RIP Philip Seymour Hoffman
FindingNamo
Broadway Legend Joined: 7/22/03
#50RIP Philip Seymour Hoffman
Posted: 2/6/14 at 11:29am
Good lord, what is wrong with the Times? Linking to intrusive pap photos from the Daily Mail? Finding the one woman at the airport who knows him only as "the actor with three names" and a TSA agent happy to criticize his belly?
Let's not even get into the quotes from the NA attendees.
#51RIP Philip Seymour Hoffman
Posted: 2/6/14 at 11:36am
I can't speak to the TSA issue, but I do know that the "A" in AA, NA, CMA, etc., is a joke. Those 12-steppers love dishing even the D-list-iest of celebrities who show up in the rooms.
#52RIP Philip Seymour Hoffman
Posted: 2/6/14 at 6:43pm
There is addiction on one side of my family that feels so scarily predetermined for the men in the family. I really hate the ignorance and lack of empathy people have on this. Kristen Johnson's response to this is incredibly spot-on. Her book, Guts, also explores her own personal addiction. It's an everyday battle in recovering and yes, that even after decades of being clean it can put you back in is absolutely frightening to think about.

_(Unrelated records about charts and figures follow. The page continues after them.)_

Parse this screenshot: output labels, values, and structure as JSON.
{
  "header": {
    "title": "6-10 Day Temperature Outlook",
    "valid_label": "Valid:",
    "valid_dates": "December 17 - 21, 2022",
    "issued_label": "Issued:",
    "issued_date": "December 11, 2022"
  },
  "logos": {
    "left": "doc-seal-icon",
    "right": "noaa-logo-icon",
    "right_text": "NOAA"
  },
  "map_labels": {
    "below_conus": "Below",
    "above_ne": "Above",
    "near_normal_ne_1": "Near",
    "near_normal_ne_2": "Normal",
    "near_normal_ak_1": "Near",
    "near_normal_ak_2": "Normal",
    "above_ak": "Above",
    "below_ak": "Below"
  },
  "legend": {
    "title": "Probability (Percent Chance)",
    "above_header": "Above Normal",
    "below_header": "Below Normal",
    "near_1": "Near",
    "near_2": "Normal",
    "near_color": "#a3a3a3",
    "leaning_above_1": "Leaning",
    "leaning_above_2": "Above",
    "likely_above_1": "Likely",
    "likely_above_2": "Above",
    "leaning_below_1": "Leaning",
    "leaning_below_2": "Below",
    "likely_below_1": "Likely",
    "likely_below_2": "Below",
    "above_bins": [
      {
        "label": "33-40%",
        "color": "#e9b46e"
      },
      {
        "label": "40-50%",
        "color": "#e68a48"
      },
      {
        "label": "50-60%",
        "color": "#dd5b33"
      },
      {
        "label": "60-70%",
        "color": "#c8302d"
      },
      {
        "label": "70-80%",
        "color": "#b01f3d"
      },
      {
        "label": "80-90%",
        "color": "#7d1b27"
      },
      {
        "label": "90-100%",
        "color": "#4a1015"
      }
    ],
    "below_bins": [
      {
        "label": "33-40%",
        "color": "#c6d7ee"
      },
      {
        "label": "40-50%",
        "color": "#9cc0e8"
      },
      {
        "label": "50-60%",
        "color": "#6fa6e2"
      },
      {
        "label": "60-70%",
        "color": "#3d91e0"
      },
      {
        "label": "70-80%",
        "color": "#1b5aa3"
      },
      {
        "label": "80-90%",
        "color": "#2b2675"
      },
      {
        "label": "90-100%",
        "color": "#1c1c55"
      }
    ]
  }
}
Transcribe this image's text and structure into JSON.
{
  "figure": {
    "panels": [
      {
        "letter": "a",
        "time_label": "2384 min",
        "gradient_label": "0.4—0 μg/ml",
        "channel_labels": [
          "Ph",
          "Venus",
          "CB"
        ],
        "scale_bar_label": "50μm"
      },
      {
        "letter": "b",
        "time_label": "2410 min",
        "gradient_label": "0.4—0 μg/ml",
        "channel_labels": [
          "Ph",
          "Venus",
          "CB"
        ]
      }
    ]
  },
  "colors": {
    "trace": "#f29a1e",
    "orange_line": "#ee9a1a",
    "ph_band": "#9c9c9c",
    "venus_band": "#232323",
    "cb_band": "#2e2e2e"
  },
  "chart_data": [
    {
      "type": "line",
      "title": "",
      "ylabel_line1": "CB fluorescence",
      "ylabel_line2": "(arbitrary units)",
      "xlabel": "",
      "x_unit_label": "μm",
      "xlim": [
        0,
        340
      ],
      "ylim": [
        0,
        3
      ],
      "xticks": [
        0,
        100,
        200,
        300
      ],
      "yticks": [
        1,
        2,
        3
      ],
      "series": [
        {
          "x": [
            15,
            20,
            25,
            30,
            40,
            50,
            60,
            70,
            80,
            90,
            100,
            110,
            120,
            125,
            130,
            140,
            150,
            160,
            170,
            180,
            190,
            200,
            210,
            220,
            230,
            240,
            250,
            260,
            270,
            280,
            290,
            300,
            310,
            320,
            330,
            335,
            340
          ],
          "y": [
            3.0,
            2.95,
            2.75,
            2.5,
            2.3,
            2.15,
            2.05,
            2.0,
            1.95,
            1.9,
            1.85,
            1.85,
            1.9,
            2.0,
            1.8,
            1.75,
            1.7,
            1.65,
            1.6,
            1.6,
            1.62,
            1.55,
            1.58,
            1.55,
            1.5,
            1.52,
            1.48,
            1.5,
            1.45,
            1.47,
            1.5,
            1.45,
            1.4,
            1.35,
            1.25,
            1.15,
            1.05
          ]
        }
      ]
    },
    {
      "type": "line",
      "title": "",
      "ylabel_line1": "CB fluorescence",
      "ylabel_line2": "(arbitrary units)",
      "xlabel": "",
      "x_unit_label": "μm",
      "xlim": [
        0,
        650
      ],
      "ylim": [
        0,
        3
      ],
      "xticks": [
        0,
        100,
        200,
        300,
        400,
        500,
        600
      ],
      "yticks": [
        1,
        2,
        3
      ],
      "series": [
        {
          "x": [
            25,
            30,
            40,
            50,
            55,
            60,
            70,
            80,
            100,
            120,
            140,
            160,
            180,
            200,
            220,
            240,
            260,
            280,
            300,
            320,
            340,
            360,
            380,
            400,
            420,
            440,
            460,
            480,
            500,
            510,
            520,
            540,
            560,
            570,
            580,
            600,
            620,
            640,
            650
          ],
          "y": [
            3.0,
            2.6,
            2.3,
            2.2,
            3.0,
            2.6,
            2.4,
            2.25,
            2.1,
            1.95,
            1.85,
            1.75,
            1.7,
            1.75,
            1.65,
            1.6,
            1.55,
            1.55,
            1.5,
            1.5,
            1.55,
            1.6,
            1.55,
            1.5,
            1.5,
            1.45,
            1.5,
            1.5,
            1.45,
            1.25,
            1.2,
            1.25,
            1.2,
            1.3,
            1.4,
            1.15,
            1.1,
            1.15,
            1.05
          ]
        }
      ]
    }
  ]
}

I also want to recommend a Norwegian film by Joachim Trier called Oslo, August 31st. It's about a recovering addict's shame and guilt over what he has done. It's an incredibly humane portrait that I revisited and it hit me harder in the context of Philip Seymour Hoffman. It **was** on Netflix Instant but appears not to be anymore. A shame. I think it is a film that would be helpful to people who have too many preconceived notions of addicts.
FindingNamo
Broadway Legend Joined: 7/22/03
#53RIP Philip Seymour Hoffman
Posted: 2/6/14 at 11:23pmI love that movie. My friends who work needle exchange hated it but I can not remember why.
#54RIP Philip Seymour Hoffman
Posted: 2/7/14 at 11:35am
There's a line of addiction that runs through my mother's father's line; at least one child in every family suffers from it (but never all the children). I never suffered from it, but my brother and several aunts, uncles, and cousins do. Some of them overcame it, some don't. There always comes a terrible time when the family has to turn away from the ones who don't overcome the problem (always very late, after everything has been tried to help, several times); the only alternative to is be drawn down with the addict inexorably into a never-ending morass of suffering, violence, lying, robbery, etc.
I can't say that there are some who are constitutionally/physically/mentally absolutely unable to make the choice to change (which is the currently embraced theory, but who knows what tomorrow's theory will be?); all I know is that some do and some don't.